Clarke is the chairwoman of the Jefferson Township Democratic Committee and a former environmental director of the liberal nonprofit Action Together New Jersey and organizer with NJ 11th For Change. 

Although she would bring her children along to her activism events, many of her campaign stops aren’t really suitable for them. 

“They can’t be running around strategy sessions where we’re talking about the race, or stuck in a hearing room in Trenton,” she said. 

Clarke is challenging two Republican incumbents, realtor BettyLou DeCroce and lawyer Jay Webber, in a district covering parts of Essex, Morris and Passaic counties where Republicans have filled all three of the district’s Senate and Assembly seats since 1982. 

As of June 21, Clarke had raised close to $40,000, with about 40 percent coming from small-dollar donors giving under $300. Her largest check, of $8,200, came from Brendan Gill, Gov.
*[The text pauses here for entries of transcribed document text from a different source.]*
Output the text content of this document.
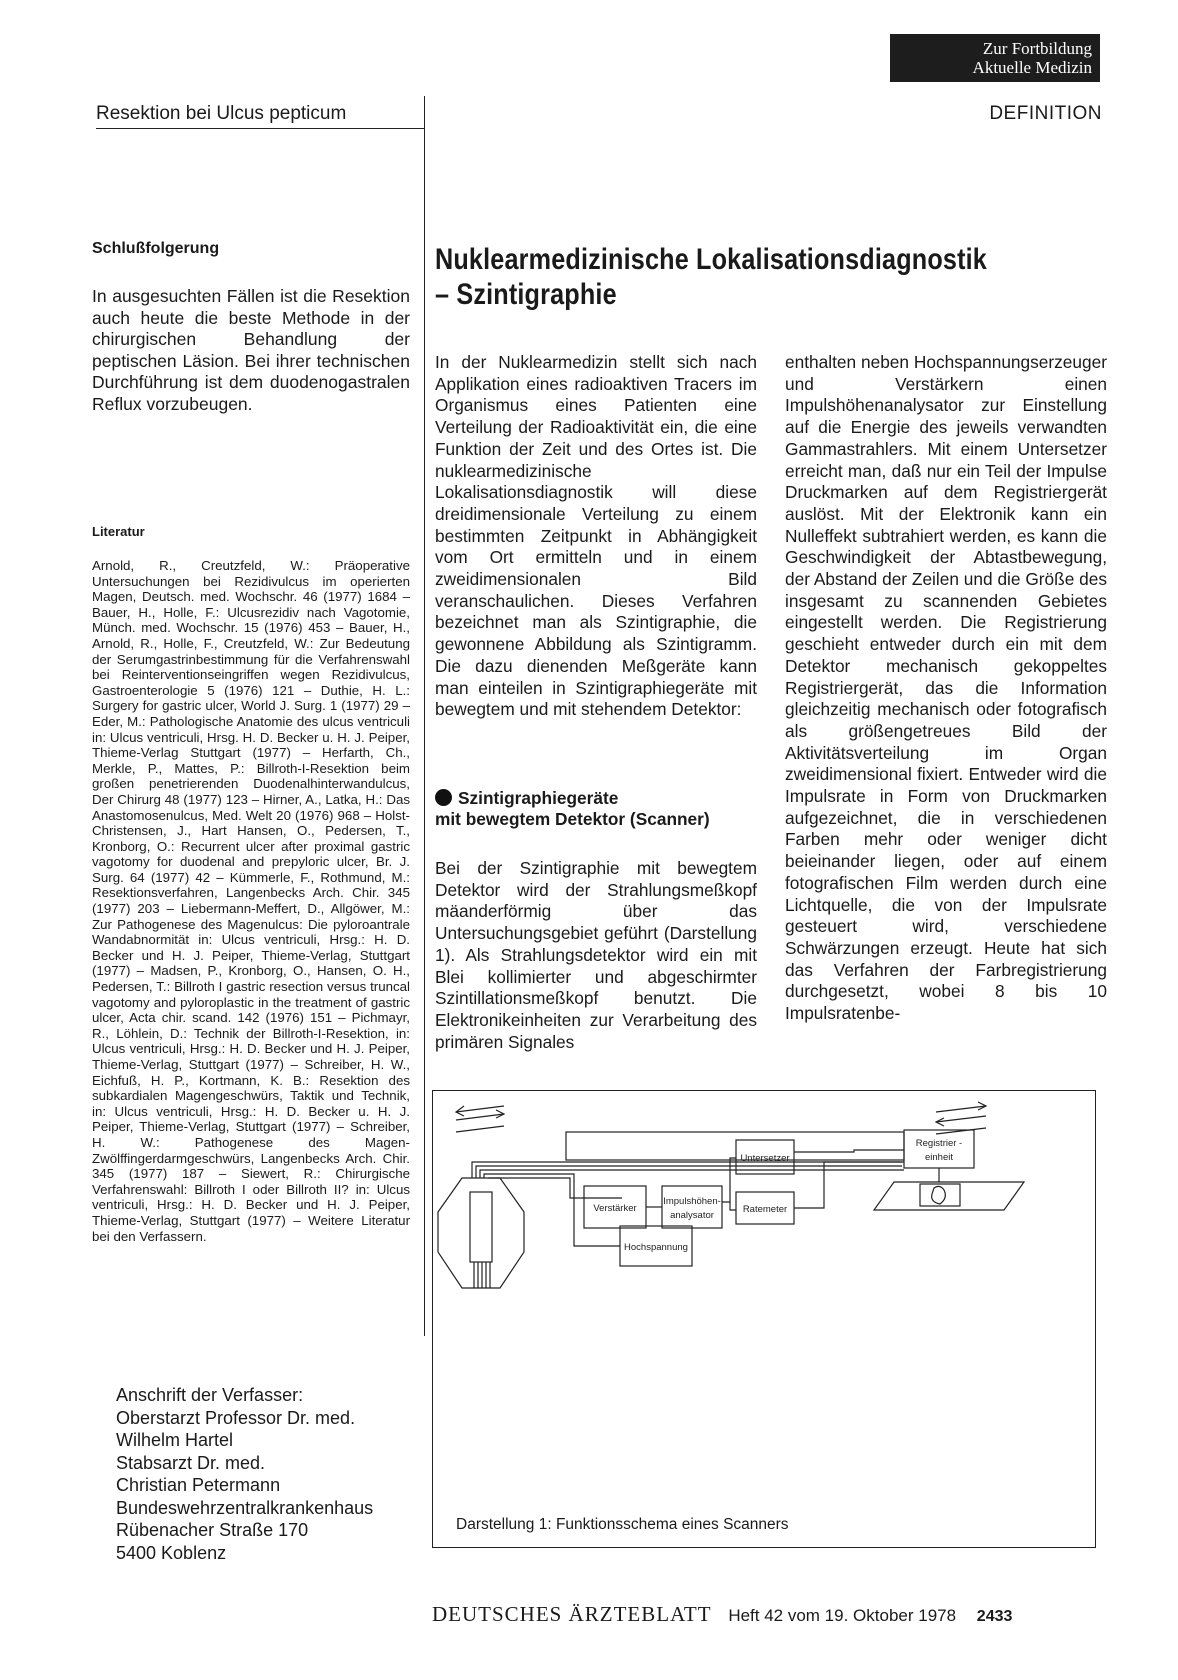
Zur Fortbildung
Aktuelle Medizin
Resektion bei Ulcus pepticum	DEFINITION
Schlußfolgerung
In ausgesuchten Fällen ist die Resektion auch heute die beste Methode in der chirurgischen Behandlung der peptischen Läsion. Bei ihrer technischen Durchführung ist dem duodenogastralen Reflux vorzubeugen.
Literatur
Arnold, R., Creutzfeld, W.: Präoperative Untersuchungen bei Rezidivulcus im operierten Magen, Deutsch. med. Wochschr. 46 (1977) 1684 – Bauer, H., Holle, F.: Ulcusrezidiv nach Vagotomie, Münch. med. Wochschr. 15 (1976) 453 – Bauer, H., Arnold, R., Holle, F., Creutzfeld, W.: Zur Bedeutung der Serumgastrinbestimmung für die Verfahrenswahl bei Reinterventionseingriffen wegen Rezidivulcus, Gastroenterologie 5 (1976) 121 – Duthie, H. L.: Surgery for gastric ulcer, World J. Surg. 1 (1977) 29 – Eder, M.: Pathologische Anatomie des ulcus ventriculi in: Ulcus ventriculi, Hrsg. H. D. Becker u. H. J. Peiper, Thieme-Verlag Stuttgart (1977) – Herfarth, Ch., Merkle, P., Mattes, P.: Billroth-I-Resektion beim großen penetrierenden Duodenalhinterwandulcus, Der Chirurg 48 (1977) 123 – Hirner, A., Latka, H.: Das Anastomosenulcus, Med. Welt 20 (1976) 968 – Holst-Christensen, J., Hart Hansen, O., Pedersen, T., Kronborg, O.: Recurrent ulcer after proximal gastric vagotomy for duodenal and prepyloric ulcer, Br. J. Surg. 64 (1977) 42 – Kümmerle, F., Rothmund, M.: Resektionsverfahren, Langenbecks Arch. Chir. 345 (1977) 203 – Liebermann-Meffert, D., Allgöwer, M.: Zur Pathogenese des Magenulcus: Die pyloroantrale Wandabnormität in: Ulcus ventriculi, Hrsg.: H. D. Becker und H. J. Peiper, Thieme-Verlag, Stuttgart (1977) – Madsen, P., Kronborg, O., Hansen, O. H., Pedersen, T.: Billroth I gastric resection versus truncal vagotomy and pyloroplastic in the treatment of gastric ulcer, Acta chir. scand. 142 (1976) 151 – Pichmayr, R., Löhlein, D.: Technik der Billroth-I-Resektion, in: Ulcus ventriculi, Hrsg.: H. D. Becker und H. J. Peiper, Thieme-Verlag, Stuttgart (1977) – Schreiber, H. W., Eichfuß, H. P., Kortmann, K. B.: Resektion des subkardialen Magengeschwürs, Taktik und Technik, in: Ulcus ventriculi, Hrsg.: H. D. Becker u. H. J. Peiper, Thieme-Verlag, Stuttgart (1977) – Schreiber, H. W.: Pathogenese des Magen-Zwölffingerdarmgeschwürs, Langenbecks Arch. Chir. 345 (1977) 187 – Siewert, R.: Chirurgische Verfahrenswahl: Billroth I oder Billroth II? in: Ulcus ventriculi, Hrsg.: H. D. Becker und H. J. Peiper, Thieme-Verlag, Stuttgart (1977) – Weitere Literatur bei den Verfassern.
Anschrift der Verfasser:
Oberstarzt Professor Dr. med.
Wilhelm Hartel
Stabsarzt Dr. med.
Christian Petermann
Bundeswehrzentralkrankenhaus
Rübenacher Straße 170
5400 Koblenz
Nuklearmedizinische Lokalisationsdiagnostik – Szintigraphie
In der Nuklearmedizin stellt sich nach Applikation eines radioaktiven Tracers im Organismus eines Patienten eine Verteilung der Radioaktivität ein, die eine Funktion der Zeit und des Ortes ist. Die nuklearmedizinische Lokalisationsdiagnostik will diese dreidimensionale Verteilung zu einem bestimmten Zeitpunkt in Abhängigkeit vom Ort ermitteln und in einem zweidimensionalen Bild veranschaulichen. Dieses Verfahren bezeichnet man als Szintigraphie, die gewonnene Abbildung als Szintigramm. Die dazu dienenden Meßgeräte kann man einteilen in Szintigraphiegeräte mit bewegtem und mit stehendem Detektor:
Szintigraphiegeräte
mit bewegtem Detektor (Scanner)
Bei der Szintigraphie mit bewegtem Detektor wird der Strahlungsmeßkopf mäanderförmig über das Untersuchungsgebiet geführt (Darstellung 1). Als Strahlungsdetektor wird ein mit Blei kollimierter und abgeschirmter Szintillationsmeßkopf benutzt. Die Elektronikeinheiten zur Verarbeitung des primären Signales
enthalten neben Hochspannungserzeuger und Verstärkern einen Impulshöhenanalysator zur Einstellung auf die Energie des jeweils verwandten Gammastrahlers. Mit einem Untersetzer erreicht man, daß nur ein Teil der Impulse Druckmarken auf dem Registriergerät auslöst. Mit der Elektronik kann ein Nulleffekt subtrahiert werden, es kann die Geschwindigkeit der Abtastbewegung, der Abstand der Zeilen und die Größe des insgesamt zu scannenden Gebietes eingestellt werden. Die Registrierung geschieht entweder durch ein mit dem Detektor mechanisch gekoppeltes Registriergerät, das die Information gleichzeitig mechanisch oder fotografisch als größengetreues Bild der Aktivitätsverteilung im Organ zweidimensional fixiert. Entweder wird die Impulsrate in Form von Druckmarken aufgezeichnet, die in verschiedenen Farben mehr oder weniger dicht beieinander liegen, oder auf einem fotografischen Film werden durch eine Lichtquelle, die von der Impulsrate gesteuert wird, verschiedene Schwärzungen erzeugt. Heute hat sich das Verfahren der Farbregistrierung durchgesetzt, wobei 8 bis 10 Impulsratenbe-
Verstärker
Impulshöhen-
analysator
Untersetzer
Ratemeter
Hochspannung
Registrier -
einheit
Darstellung 1: Funktionsschema eines Scanners
DEUTSCHES ÄRZTEBLATT Heft 42 vom 19. Oktober 1978 2433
Phil Murphy’s former campaign manager who is now a senior adviser for a nonprofit supporting Murphy. She has so far spent $12,000 on her website, printing, staff, office supplies and events.  

That’s a far cry from the $189,000 DeCroce raised or the $144,000 that Webber collected through mid-June, according to state campaign finance filings. 

DeCroce is one of the co-sponsors of the child care funds bill and a prime sponsor on another piece of legislation that would make day care facilities available to state employees. 

“I was a councilwoman in my mid-20s with two young boys, and I remember how hard it was for me to also be a mom,” DeCroce said. “It wasn’t always easy trying to find and afford somebody to watch my children, and there were desperate moments.”

The New Jersey Senate passed the child care bill 33-0 in late June. The Assembly will hold a session in July at which the bill could be voted on for a final time and sent to Murphy. 

“I would happily champion this legislation,” Clarke said. “Our recent politics have illustrated the need for diverse voices. The people who are close to the pain should be close to the power.”